To our knowledge, this study is the first to explore the issue of ADRs in the Tabuk region. The present study revealed a high rate of ADRs in the region. However, some limitations are worth mentioning. First, this retrospective study was based on reports from patients and health care providers and not on clinical observations and judgments. Thus, the ADRs might have been underreported and the symptoms that occurred with the drug being used might have been misjudged.

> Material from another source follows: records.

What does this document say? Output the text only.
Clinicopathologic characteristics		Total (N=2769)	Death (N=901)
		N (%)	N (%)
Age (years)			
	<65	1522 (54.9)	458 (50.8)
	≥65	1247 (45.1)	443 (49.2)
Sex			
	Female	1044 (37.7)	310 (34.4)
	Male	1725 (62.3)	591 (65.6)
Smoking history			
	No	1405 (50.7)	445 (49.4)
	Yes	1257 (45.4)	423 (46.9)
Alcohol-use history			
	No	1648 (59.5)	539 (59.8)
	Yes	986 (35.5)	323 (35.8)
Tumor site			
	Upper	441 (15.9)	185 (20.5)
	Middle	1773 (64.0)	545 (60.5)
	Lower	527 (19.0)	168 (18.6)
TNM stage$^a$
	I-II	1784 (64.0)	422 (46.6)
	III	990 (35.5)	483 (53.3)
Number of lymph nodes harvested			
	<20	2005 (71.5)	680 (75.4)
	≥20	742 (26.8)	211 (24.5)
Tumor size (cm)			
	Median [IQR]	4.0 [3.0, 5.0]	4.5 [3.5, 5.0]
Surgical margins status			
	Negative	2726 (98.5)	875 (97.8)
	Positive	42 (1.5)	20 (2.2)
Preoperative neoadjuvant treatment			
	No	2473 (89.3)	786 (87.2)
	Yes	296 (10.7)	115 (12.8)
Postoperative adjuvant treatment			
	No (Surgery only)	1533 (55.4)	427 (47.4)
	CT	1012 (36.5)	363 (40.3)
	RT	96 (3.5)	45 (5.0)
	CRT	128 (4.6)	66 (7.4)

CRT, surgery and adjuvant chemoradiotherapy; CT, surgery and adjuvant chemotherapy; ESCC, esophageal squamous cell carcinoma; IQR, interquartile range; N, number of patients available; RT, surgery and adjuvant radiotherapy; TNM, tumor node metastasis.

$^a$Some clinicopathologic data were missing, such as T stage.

In addition, some patients might have underlying conditions that could contribute to the presence of a complaint or finding. However, this limitation is common in any ADR survey, even prospectively designed studies. Second, the study targeted the population in the Tabuk region, and thus, the results are not generalizable to the Saudi population.

Conclusions

The regional spontaneous report database strengthens the importance and role of ADRs in monitoring the safety information of marketed drugs and their value related to investigating the signs associated with ADRs. Frequently used medications are associated with a higher risk of developing severe and serious events, especially antimicrobials, cardiovascular, and hematologic drugs. Therefore, education activities and campaigns regarding strategies to identify and report any suspected ADRs are essential to avoid underreporting adverse drug events. In addition, the reported high rate of ADRs might be significantly reduced through the cooperation of health authorities, health care professionals, hospitals, pharmaceutical companies, and the public.

Declaration of Competing Interest

The authors declare that they have no known competing financial interests or personal relationships that could have appeared to influence the work reported in this paper.